I wrote two shell scripts to communicate with my game server.
This first script is run when computer start up. It does start the server and configure it to read/receive my commands while it run in background:
start_czero_server.sh
#!/bin/sh
# Go to the game server application folder where the game application `hlds_run` is
cd /home/user/Half-Life
# Set up a pipe named `/tmp/srv-input`
rm /tmp/srv-input
mkfifo /tmp/srv-input
# To avoid your server to receive a EOF. At least one process must have
# the fifo opened in writing so your server does not receive a EOF.
cat > /tmp/srv-input &
# The PID of this command is saved in the /tmp/srv-input-cat-pid file
# for latter kill.
#
# To send a EOF to your server, you need to kill the `cat > /tmp/srv-input` process
# which PID has been saved in the `/tmp/srv-input-cat-pid file`.
echo $! > /tmp/srv-input-cat-pid
# Start the server reading from the pipe named `/tmp/srv-input`
# And also output all its console to the file `/home/user/Half-Life/my_logs.txt`
#
# Replace the `./hlds_run -console -game czero +port 27015` by your application command
./hlds_run -console -game czero +port 27015 > my_logs.txt 2>&1 < /tmp/srv-input &
# Successful execution
exit 0
This second script it just a wrapper which allow me easily to send commands to the my server:
send.sh
half_life_folder="/home/jack/Steam/steamapps/common/Half-Life"
half_life_pid_tail_file_name=hlds_logs_tail_pid.txt
half_life_pid_tail="$(cat $half_life_folder/$half_life_pid_tail_file_name)"
if ps -p $half_life_pid_tail > /dev/null
then
echo "$half_life_pid_tail is running"
else
echo "Starting the tailing..."
tail -2f $half_life_folder/my_logs.txt &
echo $! > $half_life_folder/$half_life_pid_tail_file_name
fi
echo "$#" > /tmp/srv-input
sleep 1
exit 0
Now every time I want to send a command to my server I just do on the terminal:
./send.sh mp_timelimit 30
This script allows me to keep tailing the process on your current terminal, because every time I send a command, it checks whether there is a tail process running in background. If not, it just start one and every time the process sends outputs, I can see it on the terminal I used to send the command, just like for the applications you run appending the & operator.
You could always keep another open terminal open just to listen to my server server console. To do it just use the tail command with the -f flag to follow my server console output:
./tail -f /home/user/Half-Life/my_logs.txt
If you don't want to be limited to signals, your program must support one of the Inter Process Communication methods. See the corresponding Wikipedia article.
A simple method is to make it listen for commands on a Unix domain socket.

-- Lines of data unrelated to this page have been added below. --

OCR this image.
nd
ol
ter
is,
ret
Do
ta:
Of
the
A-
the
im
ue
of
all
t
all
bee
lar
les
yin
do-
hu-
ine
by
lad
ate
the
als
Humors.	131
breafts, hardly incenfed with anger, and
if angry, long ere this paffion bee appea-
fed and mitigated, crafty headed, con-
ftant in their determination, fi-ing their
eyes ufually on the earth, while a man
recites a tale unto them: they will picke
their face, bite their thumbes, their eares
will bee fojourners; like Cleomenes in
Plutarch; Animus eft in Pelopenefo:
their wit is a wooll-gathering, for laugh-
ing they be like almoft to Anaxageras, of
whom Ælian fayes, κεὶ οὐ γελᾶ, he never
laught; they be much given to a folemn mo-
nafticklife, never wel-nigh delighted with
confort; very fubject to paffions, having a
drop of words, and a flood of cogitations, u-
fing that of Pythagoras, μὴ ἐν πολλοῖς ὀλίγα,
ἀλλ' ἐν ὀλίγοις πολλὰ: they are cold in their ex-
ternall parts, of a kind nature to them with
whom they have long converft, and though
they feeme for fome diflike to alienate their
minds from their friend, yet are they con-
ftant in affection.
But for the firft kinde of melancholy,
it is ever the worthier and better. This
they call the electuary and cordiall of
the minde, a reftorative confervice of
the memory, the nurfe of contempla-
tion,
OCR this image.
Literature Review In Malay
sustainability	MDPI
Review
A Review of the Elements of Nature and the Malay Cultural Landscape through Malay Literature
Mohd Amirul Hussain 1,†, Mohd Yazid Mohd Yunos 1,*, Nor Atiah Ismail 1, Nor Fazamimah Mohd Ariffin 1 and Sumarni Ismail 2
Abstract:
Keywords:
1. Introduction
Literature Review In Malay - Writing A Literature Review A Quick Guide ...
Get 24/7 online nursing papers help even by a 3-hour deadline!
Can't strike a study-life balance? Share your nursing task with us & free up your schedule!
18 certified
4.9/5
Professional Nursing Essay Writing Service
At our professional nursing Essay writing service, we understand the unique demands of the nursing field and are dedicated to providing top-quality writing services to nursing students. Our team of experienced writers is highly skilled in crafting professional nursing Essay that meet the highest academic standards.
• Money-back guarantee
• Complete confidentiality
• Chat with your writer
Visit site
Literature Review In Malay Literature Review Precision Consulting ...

For how to send commands to a server via a named pipe (fifo) from the shell see here:
Redirecting input of application (java) but still allowing stdin in BASH
How do I use exec 3>myfifo in a script, and not have echo foo>&3 close the pipe?
You can use the bash's coproc comamnd. (avaliable only in 4.0+) - it's like ksh's |&
check this for examples http://wiki.bash-hackers.org/syntax/keywords/coproc
you can't send new args to a running process.
But if you are implementing this process or its a process that can take the args from a pipe, then the other answer would help.